Arriving in Spain means falling into her warmth and enjoying her fabulous food! She folds you into her bosom to feast on Tit Cheese, Paella, and for meat-eaters – her famous jamon. Spain favors flavor over beauty – vegetables in stunning deep colors with flaws and bumps and bruises to show they have been well loved – and will do the same for you.
It was great fun to travel across the millions of acres of olive groves towards the sea and reminisce about how much Spain looks like the American Southwest. Of course, we wondered why there are no olives in our land like this, and it turns out it is too hot there.
Spain a huge country, nearly as big as Texas, so once we began to follow the coast, we also began to worry that the draw of the beach might cause us to run out of time to get back to Paris for a rendez vous with a friend. Alas, Spain is not as far south as Texas, so despite the bright sun, it is brisk and sometimes downright cold in November. We actually found frost on the windows in Salamanca and a reading of 30 degrees! In a motorhome that makes for cold mornings! As a traveler just a wee tired of tourists, Spain is the place to be in November – you can have the whole place to yourself! But, looking for a little more heat, we think to Southeast Asia in December and brace ourselves for Northern France the end of November.
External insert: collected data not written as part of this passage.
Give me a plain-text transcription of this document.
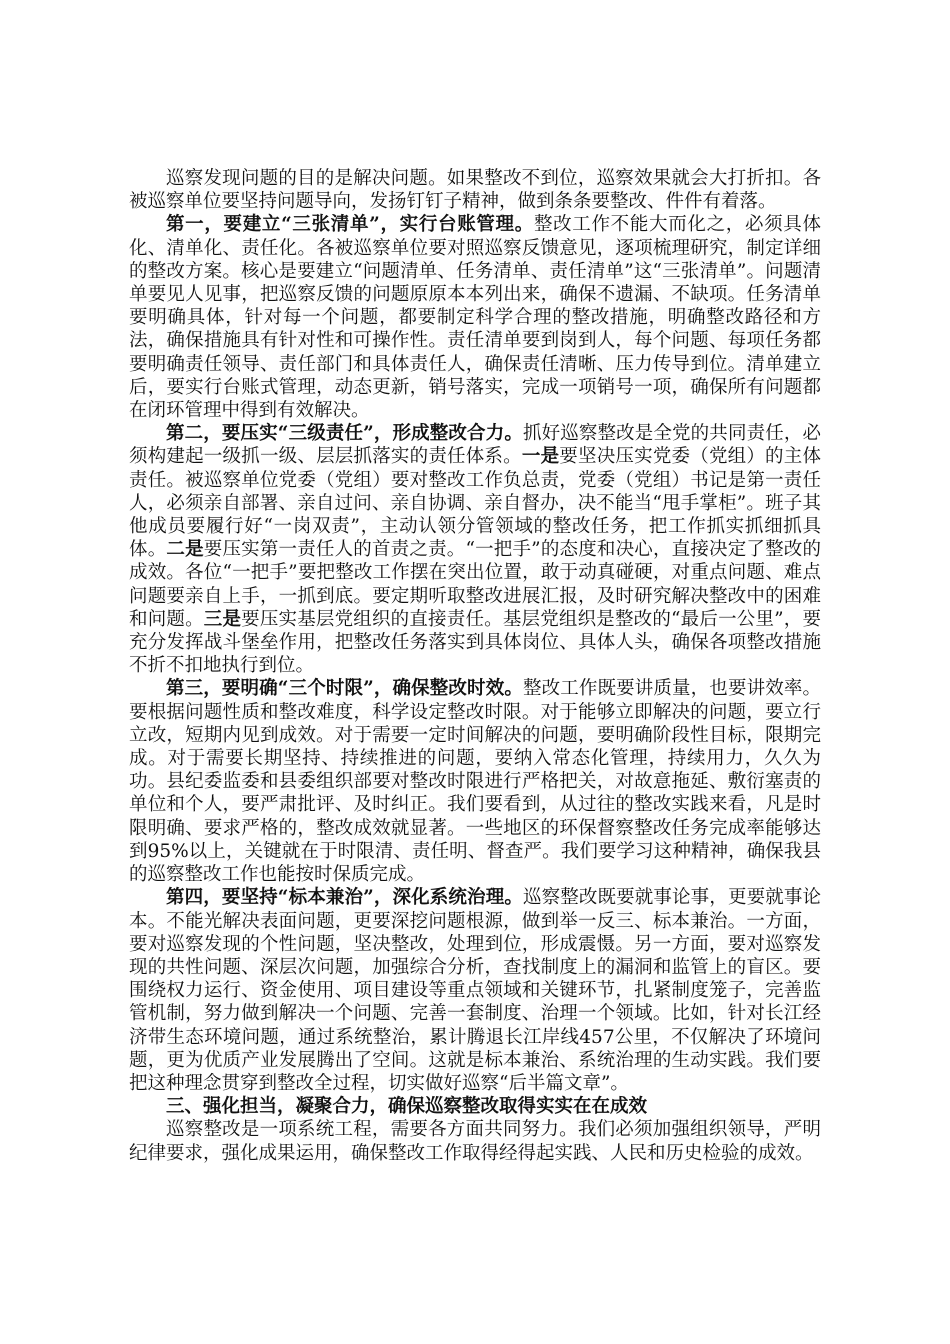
巡察发现问题的目的是解决问题。如果整改不到位，巡察效果就会大打折扣。各被巡察单位要坚持问题导向，发扬钉钉子精神，做到条条要整改、件件有着落。

第一，要建立“三张清单”，实行台账管理。整改工作不能大而化之，必须具体化、清单化、责任化。各被巡察单位要对照巡察反馈意见，逐项梳理研究，制定详细的整改方案。核心是要建立“问题清单、任务清单、责任清单”这“三张清单”。问题清单要见人见事，把巡察反馈的问题原原本本列出来，确保不遗漏、不缺项。任务清单要明确具体，针对每一个问题，都要制定科学合理的整改措施，明确整改路径和方法，确保措施具有针对性和可操作性。责任清单要到岗到人，每个问题、每项任务都要明确责任领导、责任部门和具体责任人，确保责任清晰、压力传导到位。清单建立后，要实行台账式管理，动态更新，销号落实，完成一项销号一项，确保所有问题都在闭环管理中得到有效解决。

第二，要压实“三级责任”，形成整改合力。抓好巡察整改是全党的共同责任，必须构建起一级抓一级、层层抓落实的责任体系。一是要坚决压实党委（党组）的主体责任。被巡察单位党委（党组）要对整改工作负总责，党委（党组）书记是第一责任人，必须亲自部署、亲自过问、亲自协调、亲自督办，决不能当“甩手掌柜”。班子其他成员要履行好“一岗双责”，主动认领分管领域的整改任务，把工作抓实抓细抓具体。二是要压实第一责任人的首责之责。“一把手”的态度和决心，直接决定了整改的成效。各位“一把手”要把整改工作摆在突出位置，敢于动真碰硬，对重点问题、难点问题要亲自上手，一抓到底。要定期听取整改进展汇报，及时研究解决整改中的困难和问题。三是要压实基层党组织的直接责任。基层党组织是整改的“最后一公里”，要充分发挥战斗堡垒作用，把整改任务落实到具体岗位、具体人头，确保各项整改措施不折不扣地执行到位。

第三，要明确“三个时限”，确保整改时效。整改工作既要讲质量，也要讲效率。要根据问题性质和整改难度，科学设定整改时限。对于能够立即解决的问题，要立行立改，短期内见到成效。对于需要一定时间解决的问题，要明确阶段性目标，限期完成。对于需要长期坚持、持续推进的问题，要纳入常态化管理，持续用力，久久为功。县纪委监委和县委组织部要对整改时限进行严格把关，对故意拖延、敷衍塞责的单位和个人，要严肃批评、及时纠正。我们要看到，从过往的整改实践来看，凡是时限明确、要求严格的，整改成效就显著。一些地区的环保督察整改任务完成率能够达到95%以上，关键就在于时限清、责任明、督查严。我们要学习这种精神，确保我县的巡察整改工作也能按时保质完成。

第四，要坚持“标本兼治”，深化系统治理。巡察整改既要就事论事，更要就事论本。不能光解决表面问题，更要深挖问题根源，做到举一反三、标本兼治。一方面，要对巡察发现的个性问题，坚决整改，处理到位，形成震慑。另一方面，要对巡察发现的共性问题、深层次问题，加强综合分析，查找制度上的漏洞和监管上的盲区。要围绕权力运行、资金使用、项目建设等重点领域和关键环节，扎紧制度笼子，完善监管机制，努力做到解决一个问题、完善一套制度、治理一个领域。比如，针对长江经济带生态环境问题，通过系统整治，累计腾退长江岸线457公里，不仅解决了环境问题，更为优质产业发展腾出了空间。这就是标本兼治、系统治理的生动实践。我们要把这种理念贯穿到整改全过程，切实做好巡察“后半篇文章”。

三、强化担当，凝聚合力，确保巡察整改取得实实在在成效

巡察整改是一项系统工程，需要各方面共同努力。我们必须加强组织领导，严明纪律要求，强化成果运用，确保整改工作取得经得起实践、人民和历史检验的成效。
Below is one of our campsites right on the beach. In these places we find many Germans, Austrians, French, Dutch and others from the north escaping the cold in their motorhomes, but we are also surprised to learn that these sites have semi-permanent trailers as well. In fact, we have seen this all over Europe. Sometimes the camping parks even have tiny cabins for rent. People have small campers with porches, astroturf “lawns” and potted plants – getaways much the same as the “Cabin up North” in Minnesota. However, folks in Europe seem to be more comfortable with lot sizes MUCH smaller than we would like for our cabins and cottages. The smallest most of us would tolerate would be two acres with at least one unobstructed sight line to the water, but these campers sit on sites that are perhaps 20 x 20 feet if that! The nice thing, the campground provides the bathrooms and take care of cleaning them – one task I can do without!
We have tended to stay two or three days in places we like, but searching out the next campsite takes time. In the beginning of our trip we used an app through a website called, “Camper Contact” that served us well until we entered the “off season.” Camper Contact provides maps with campsites, information about the site and even reviews from previous guests. When we have internet, it’s a pretty handy tool. For some reason, the further south we have gone in Europe, and the later in the season, the less campsites available through Camper Contact. Fortunately, we had also purchased the “Camping Card ASCI” that came with actual paper books with maps and campsite listings of certified campsites that offer discounts during the offseason. Either way, we spend between Euro 17-Euro 30 for a night in one of these places.
When in Granada we knew we couldn’t miss the Alhambra with it’s ornately carved plaster, spectacular gardens and views of the Granada Valley around. We have been so lucky on this trip managing to command sun each day we tour…even if it is a little brisk in the mornings.
Look above Max’s head for the crown! Our little prince stands below it.
The Alhambra provided a bit of family bonding time after a few homesick days.
“Jeff, smile. Make it look like you’re really happy!” Aren’t the walls spectacular? Maybe when I have a little time, I’ll do this to the walls in our house, perhaps a bathrooms somewhere, and make mosaic rock paths like those I admired at the Alhambra!
The day we visited the Alhambra was election day in the United States and heavy thoughts rumbled through our minds as we toured the once Islamic palace. We wondered if our fellow countrymen would vote for a man who allowed the fearful and racist a voice. As we left the Alhambra, this graffiti caught my attention – seemed somehow an omen or symbolic of the man who we would vote into power.